To compare the Balanchine tradition with Petipa and Bournonville is shaky at best. The former two traditions are hundreds of years old, as compared to barely fifty for Balanchine (as far as the NYCB), and developed in different eras. And for that matter, neither have emerged intact. Petipa has been tweaked and changed by every choreographer and AD who has put on the ballets and Bournonville has changed and some of his works have been lost, despite being performed in the same theatre by the same company. And the ballets probably would not be performed so well today if there had not been a foreign influx into the company, for covering a population of just 5 million people, the RDB school has not produced enough new Danish dancers to keep up the size of the company. And in the ultimate test of foreign acclimitization, the new production of "Kermesse in Bruges" is being set by an American.

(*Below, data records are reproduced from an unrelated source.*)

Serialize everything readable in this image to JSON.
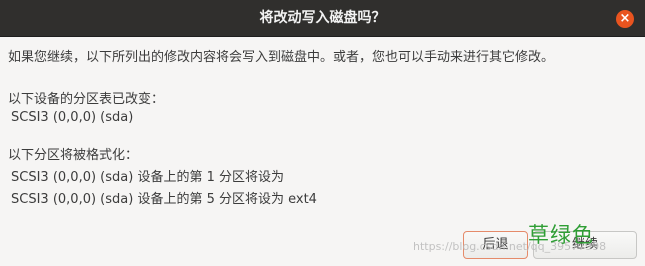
{
  "dialog": {
    "title": "将改动写入磁盘吗？",
    "close_glyph": "×",
    "intro": "如果您继续，以下所列出的修改内容将会写入到磁盘中。或者，您也可以手动来进行其它修改。",
    "partition_tables": {
      "heading": "以下设备的分区表已改变：",
      "items": [
        "SCSI3 (0,0,0) (sda)"
      ]
    },
    "formatted": {
      "heading": "以下分区将被格式化：",
      "items": [
        "SCSI3 (0,0,0) (sda) 设备上的第 1 分区将设为",
        "SCSI3 (0,0,0) (sda) 设备上的第 5 分区将设为 ext4"
      ]
    },
    "buttons": {
      "back": "后退",
      "continue": "继续"
    }
  },
  "watermark": {
    "url": "https://blog.csdn.net/qq_39577998",
    "text": "草绿色"
  },
  "colors": {
    "titlebar": "#302f2d",
    "close_button": "#e9541f",
    "window_bg": "#f6f5f4",
    "watermark_green": "#2f9e35"
  },
  "icons": {
    "close": "close-icon"
  }
}
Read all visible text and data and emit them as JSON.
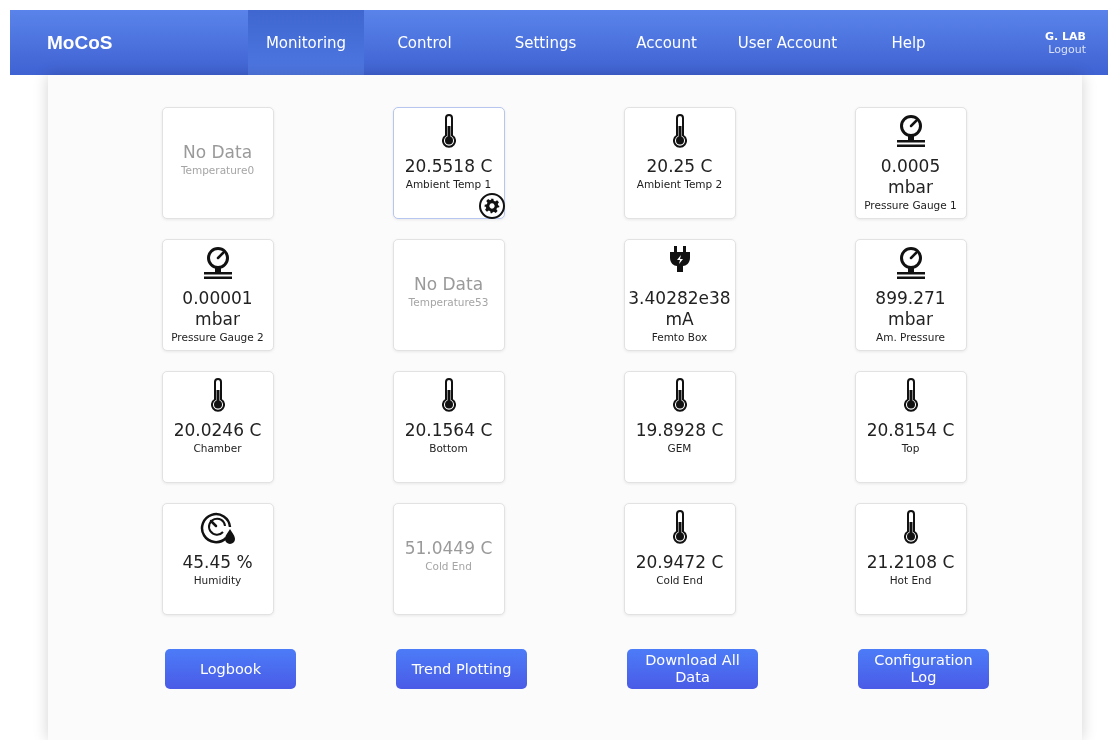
{
  "header": {
    "brand": "MoCoS",
    "nav": [
      {
        "label": "Monitoring",
        "selected": true
      },
      {
        "label": "Control",
        "selected": false
      },
      {
        "label": "Settings",
        "selected": false
      },
      {
        "label": "Account",
        "selected": false
      },
      {
        "label": "User Account",
        "selected": false
      },
      {
        "label": "Help",
        "selected": false
      }
    ],
    "user": {
      "name": "G. LAB",
      "logout": "Logout"
    }
  },
  "tiles": [
    {
      "kind": "none",
      "reading": [
        "No Data"
      ],
      "label": "Temperature0",
      "stale": true,
      "selected": false
    },
    {
      "kind": "thermometer",
      "reading": [
        "20.5518 C"
      ],
      "label": "Ambient Temp 1",
      "stale": false,
      "selected": true
    },
    {
      "kind": "thermometer",
      "reading": [
        "20.25 C"
      ],
      "label": "Ambient Temp 2",
      "stale": false,
      "selected": false
    },
    {
      "kind": "gauge",
      "reading": [
        "0.0005",
        "mbar"
      ],
      "label": "Pressure Gauge 1",
      "stale": false,
      "selected": false
    },
    {
      "kind": "gauge",
      "reading": [
        "0.00001",
        "mbar"
      ],
      "label": "Pressure Gauge 2",
      "stale": false,
      "selected": false
    },
    {
      "kind": "none",
      "reading": [
        "No Data"
      ],
      "label": "Temperature53",
      "stale": true,
      "selected": false
    },
    {
      "kind": "plug",
      "reading": [
        "3.40282e38",
        "mA"
      ],
      "label": "Femto Box",
      "stale": false,
      "selected": false
    },
    {
      "kind": "gauge",
      "reading": [
        "899.271",
        "mbar"
      ],
      "label": "Am. Pressure",
      "stale": false,
      "selected": false
    },
    {
      "kind": "thermometer",
      "reading": [
        "20.0246 C"
      ],
      "label": "Chamber",
      "stale": false,
      "selected": false
    },
    {
      "kind": "thermometer",
      "reading": [
        "20.1564 C"
      ],
      "label": "Bottom",
      "stale": false,
      "selected": false
    },
    {
      "kind": "thermometer",
      "reading": [
        "19.8928 C"
      ],
      "label": "GEM",
      "stale": false,
      "selected": false
    },
    {
      "kind": "thermometer",
      "reading": [
        "20.8154 C"
      ],
      "label": "Top",
      "stale": false,
      "selected": false
    },
    {
      "kind": "humidity",
      "reading": [
        "45.45 %"
      ],
      "label": "Humidity",
      "stale": false,
      "selected": false
    },
    {
      "kind": "none",
      "reading": [
        "51.0449 C"
      ],
      "label": "Cold End",
      "stale": true,
      "selected": false
    },
    {
      "kind": "thermometer",
      "reading": [
        "20.9472 C"
      ],
      "label": "Cold End",
      "stale": false,
      "selected": false
    },
    {
      "kind": "thermometer",
      "reading": [
        "21.2108 C"
      ],
      "label": "Hot End",
      "stale": false,
      "selected": false
    }
  ],
  "buttons": [
    [
      "Logbook"
    ],
    [
      "Trend Plotting"
    ],
    [
      "Download All",
      "Data"
    ],
    [
      "Configuration",
      "Log"
    ]
  ]
}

Plus, to define Balanchine as American is to ignore the fact that his style derives heavily from what he grew up with in Russia and experienced while working in Copenhagen. He was the original blender of styles, and the teachers that he attracted to SAB reflected that - Danes, Russians etc.
Also, the US never has been a country of one dominant ballet school or company - like Denmark or France or Russia, to some extent, so there never was (nor will be) one distinguishable American style. If you want to see American dance, look to the Native Americans - the rest of us are but immigrants of one generation or another.